As a therapist I’ve never subscribed to the ‘you need to do X number of sessions with me’ school of thought. Over the course of the years I’ve noticed that there is no set pattern. Some people are helped with just one session, others come more regularly, and others fall into all the variations in between. I’ve always put this down to the way I work with people: I translate what their body and energy system is trying to tell them so that every session is tailor-made. So I was very interested to unearth some findings on ‘brief but intensive’ therapies for this month’s On the Border.
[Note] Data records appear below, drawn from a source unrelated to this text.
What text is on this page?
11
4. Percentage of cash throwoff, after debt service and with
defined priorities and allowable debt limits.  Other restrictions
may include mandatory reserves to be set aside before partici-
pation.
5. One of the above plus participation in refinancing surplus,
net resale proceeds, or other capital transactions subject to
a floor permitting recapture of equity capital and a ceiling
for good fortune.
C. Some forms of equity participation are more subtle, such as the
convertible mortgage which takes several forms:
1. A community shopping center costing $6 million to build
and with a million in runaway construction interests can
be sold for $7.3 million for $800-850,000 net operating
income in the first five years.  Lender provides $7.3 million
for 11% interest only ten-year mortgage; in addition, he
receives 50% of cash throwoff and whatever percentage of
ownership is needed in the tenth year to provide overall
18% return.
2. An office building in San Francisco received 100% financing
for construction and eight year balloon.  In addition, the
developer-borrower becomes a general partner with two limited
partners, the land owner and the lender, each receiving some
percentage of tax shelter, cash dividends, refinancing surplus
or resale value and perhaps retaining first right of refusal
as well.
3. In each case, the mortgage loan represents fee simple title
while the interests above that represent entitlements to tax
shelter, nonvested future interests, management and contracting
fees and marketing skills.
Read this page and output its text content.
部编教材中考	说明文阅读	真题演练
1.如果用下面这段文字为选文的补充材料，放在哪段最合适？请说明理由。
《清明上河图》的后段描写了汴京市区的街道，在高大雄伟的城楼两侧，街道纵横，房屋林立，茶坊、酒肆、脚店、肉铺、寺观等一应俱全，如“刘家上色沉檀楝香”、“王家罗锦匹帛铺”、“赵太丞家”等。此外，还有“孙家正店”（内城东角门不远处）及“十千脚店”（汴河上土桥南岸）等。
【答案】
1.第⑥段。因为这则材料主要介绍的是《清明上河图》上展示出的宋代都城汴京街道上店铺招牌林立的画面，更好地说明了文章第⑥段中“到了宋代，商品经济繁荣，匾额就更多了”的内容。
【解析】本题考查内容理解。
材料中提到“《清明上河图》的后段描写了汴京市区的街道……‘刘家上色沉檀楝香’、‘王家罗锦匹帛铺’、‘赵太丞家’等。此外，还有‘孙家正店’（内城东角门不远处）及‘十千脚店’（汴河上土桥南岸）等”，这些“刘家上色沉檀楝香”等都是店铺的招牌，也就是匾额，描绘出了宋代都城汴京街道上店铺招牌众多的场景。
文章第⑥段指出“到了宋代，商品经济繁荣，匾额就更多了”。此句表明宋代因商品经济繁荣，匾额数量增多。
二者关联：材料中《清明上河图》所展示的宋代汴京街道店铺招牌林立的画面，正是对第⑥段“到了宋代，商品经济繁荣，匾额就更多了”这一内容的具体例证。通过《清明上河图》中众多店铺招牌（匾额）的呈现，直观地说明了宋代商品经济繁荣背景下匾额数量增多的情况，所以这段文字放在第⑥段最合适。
Psychotherapy is not what most people think of as a quick fix. From its early Freudian roots, it has taken the form of 50- to 60-minute sessions repeated weekly (or more often) over a period of months or even years. For modern cognitive-behavioural therapy (CBT), 10 to 20 weekly sessions is a typical trajectory. But must it be so?
For nearly 20 years Thomas Ollendick, director of the Child Study Center at Virginia Tech, has been testing briefer, more intensive forms of CBT for childhood anxiety disorders and getting results that closely match those of slower versions. His centre often has a waiting list for treatments that include a four-day therapy for obsessive-compulsive disorder (OCD) and a three-hour intervention for specific phobias (such as fear of flying, heights or dogs). Around the U.S. and Europe, short-course therapies for anxiety disorders have begun to catch on, creating a new movement in both adult and child psychology.
The idea originated with Swedish psychologist Lars-Göran Öst, now professor emeritus at Stockholm University. Some 40 years ago Öst got the impression that not all his phobia patients needed multiple weeks of therapy and decided to ask if they would like to try a single, three-hour session. His first taker was a 35-year-old spider-phobic woman. She lived five hours away and was happy to be able to be treated in one go. He later showed the efficacy of the approach in a clinical trial, although it took four years to recruit 20 participants. The reason it took so long was, he discovered, that people with a specific phobia rarely apply for treatment. It appeared that they just adjust their lives [say, avoiding spiders] or think they can’t be helped. Öst went on to work with a team in Bergen, Norway, to test an intensive therapy for OCD known as the Bergen four-day treatment. By the early 2000s Ollendick was adapting brief therapies for adolescents and kids.
The details vary, but the quick treatments have some common features. They generally begin with “psychoeducation,” in which patients learn about their condition and the catastrophic thoughts that keep it locked in place. In Bergen, this is done in a small group. With children, the lessons may be more hands-on and concrete. For instance, Ollendick might help a snake-phobic kid grasp why the creature moves in a creepy, slithering way by having the child lie on the floor and try to go forward without using any limbs.
A second part usually involves “exposure and response prevention,” in which patients confront in incremental steps whatever triggers their anxiety: perhaps shopping, for agoraphobics, or having dirty hands, for people with OCD. With support from the therapist, they learn to tolerate it and see it as less threatening. Patients leave with homework to reinforce the lessons. Parents may be taught how to support a child’s progress.
How well do these approaches work? A 2017 meta-analyisis by Öst and Ollendick looked at 23 randomised controlled studies and found that “brief, intensive, or concentrated” therapies for childhood anxiety disorders were comparable to standard CBT. With the quicker therapies, 54 percent of patients were better immediately post-treatment, and that rose to 64 percent on follow-up—presumably because they continued to practice and apply what they had learned. With standard therapy, 57 percent were better after the final session and 63 percent on follow-up. The severity of symptoms and whether the patient was also taking antianxiety medication did not seem to impact outcomes.
An obvious advantage to quick therapy is that it accelerates relief. Making these briefer therapies more widely available could help address the sad fact that only about a third of patients with anxiety disorders get any kind of treatment. A weeklong therapy could be completed over a school or work vacation. Sufferers in out of the way places who cannot find CBT nearby could be treated during a short out-of-town stay. The intensive approach requires special training and a big shift for therapists—and health insurers— accustomed to the tradition of 50-minute blocks. But is there really anything sacred about that when it’s the person’s best interest at heart?
REFERENCES:
Lars-Göran Öst. One Session Treatment for Specific Phobias. Behaviour Research and Therapy, 1989, volume 27, issue 1, pages 1-7.
https://www.sciencedirect.com/science/article/abs/pii/0005796789901137
Lars-Göran Öst and Thomas Ollendick. Brief, intensive and concentrated cognitive behavioral treatments for anxiety disorders in children: A systematic review and meta-analysis. Behaviour Research and Therapy, 2017, October, pages 134-145.